EMERGENZA ECONOMICA

Fase 2, la rabbia contro Conte: "Così fate morire il commercio"

Sconcerto, incredulità, amarezza. Il prolungamento del lockdown per negozi, ristoranti e bar è una mazzata su migliaia di imprese. Coppa (Ascom): "Ci si chiede un sacrifico troppo pesante senza misure compensative attraverso un annuncio televisivo"

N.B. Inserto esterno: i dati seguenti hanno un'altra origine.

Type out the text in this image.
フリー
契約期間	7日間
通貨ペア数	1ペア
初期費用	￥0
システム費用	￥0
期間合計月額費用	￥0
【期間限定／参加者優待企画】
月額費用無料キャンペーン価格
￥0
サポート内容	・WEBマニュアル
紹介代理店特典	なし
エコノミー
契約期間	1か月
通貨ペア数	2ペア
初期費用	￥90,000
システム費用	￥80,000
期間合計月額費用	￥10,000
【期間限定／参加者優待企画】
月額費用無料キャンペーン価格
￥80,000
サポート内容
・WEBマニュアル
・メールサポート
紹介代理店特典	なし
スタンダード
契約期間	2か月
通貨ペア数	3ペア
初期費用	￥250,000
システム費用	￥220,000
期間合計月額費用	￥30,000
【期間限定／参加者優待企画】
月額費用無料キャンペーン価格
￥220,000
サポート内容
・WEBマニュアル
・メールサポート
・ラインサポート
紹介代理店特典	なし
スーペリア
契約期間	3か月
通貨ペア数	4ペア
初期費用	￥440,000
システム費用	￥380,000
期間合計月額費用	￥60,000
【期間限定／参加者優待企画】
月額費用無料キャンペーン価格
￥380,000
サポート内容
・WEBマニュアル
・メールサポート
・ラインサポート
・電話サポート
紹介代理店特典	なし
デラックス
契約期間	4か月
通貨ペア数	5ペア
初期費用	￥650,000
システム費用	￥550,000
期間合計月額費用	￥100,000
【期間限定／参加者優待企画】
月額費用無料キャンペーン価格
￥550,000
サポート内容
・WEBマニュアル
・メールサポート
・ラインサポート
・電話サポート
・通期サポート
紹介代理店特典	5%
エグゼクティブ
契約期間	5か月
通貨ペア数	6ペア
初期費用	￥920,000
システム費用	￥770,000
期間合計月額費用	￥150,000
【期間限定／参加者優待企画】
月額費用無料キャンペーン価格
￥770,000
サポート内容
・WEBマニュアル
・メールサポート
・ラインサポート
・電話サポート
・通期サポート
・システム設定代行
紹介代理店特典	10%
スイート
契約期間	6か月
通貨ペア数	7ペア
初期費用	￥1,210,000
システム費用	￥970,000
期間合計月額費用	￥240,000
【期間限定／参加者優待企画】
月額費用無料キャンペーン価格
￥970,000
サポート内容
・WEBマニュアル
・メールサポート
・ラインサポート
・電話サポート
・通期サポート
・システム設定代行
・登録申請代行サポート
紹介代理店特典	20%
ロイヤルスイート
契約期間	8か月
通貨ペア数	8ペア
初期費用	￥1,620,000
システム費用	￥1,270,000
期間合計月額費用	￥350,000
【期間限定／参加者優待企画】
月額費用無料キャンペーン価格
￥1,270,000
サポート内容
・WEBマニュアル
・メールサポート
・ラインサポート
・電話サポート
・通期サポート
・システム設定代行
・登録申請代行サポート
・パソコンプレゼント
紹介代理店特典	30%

“Incredulità, sconcerto ed amarezza. Queste a caldo le mie prime sensazioni. Mentre tutti gli imprenditori si aspettavano di poter finalmente aprire il 4 maggio, abbiamo appreso dal Governo, senza alcuna giustificazione che la riapertura per noi sarà spostata al 18, che i pubblici esercizi non riapriranno prima del 1 giugno. Si chiede al commercio un sacrifico troppo pesante senza misure compensative e con un annuncio senza commenti”. Più che arrabbiata è sconfortata, Maria Luisa Coppa, presidente dell’Ascom Torino e di Confcommercio Piemonte, nel commentare le misure annunciate dal premier Giuseppe Conte per l’avvio della cosiddetta Fase 2. Era stata ipotizzata una progressive riapertura a partire già dal 4 maggio e invece si è rinviato non all’11, altra data che era circolata negli ultimi giorni, ma al 18 per le attività di vendite e addirittura al 1° giugno per quelle della somministrazione

Molte le incongruenze e le misure illogiche quelle contenute nel nuovo dcpm illustrato ieri sera dal presidente del Consiglio. Decisioni che rischiano di mandare sul lastrico migliaia di attività, in particolari i negozi di prossimità, gli esercizi a conduzione famigliare, la ristorazione e le caffetterie. “Nulla si dice in merito al turismo – osserva Coppa – che patirà i danni più gravi di questa emergenza ed anche il commercio ambulante rimane sospeso alle decisioni delle singole amministrazioni locali. I commercianti e i loro collaboratori con le famiglie non possono condividere. Non siamo d’accordo nel modo e nel merito. Davvero aprire un negozio o un bar, dove entrerebbero una o due persona alla volta con guanti e mascherina, viene considerato più pericoloso che aprire una fabbrica con centinaia di lavoratori? Con queste scelte si condannano le imprese del commercio e della ristorazione al fallimento”.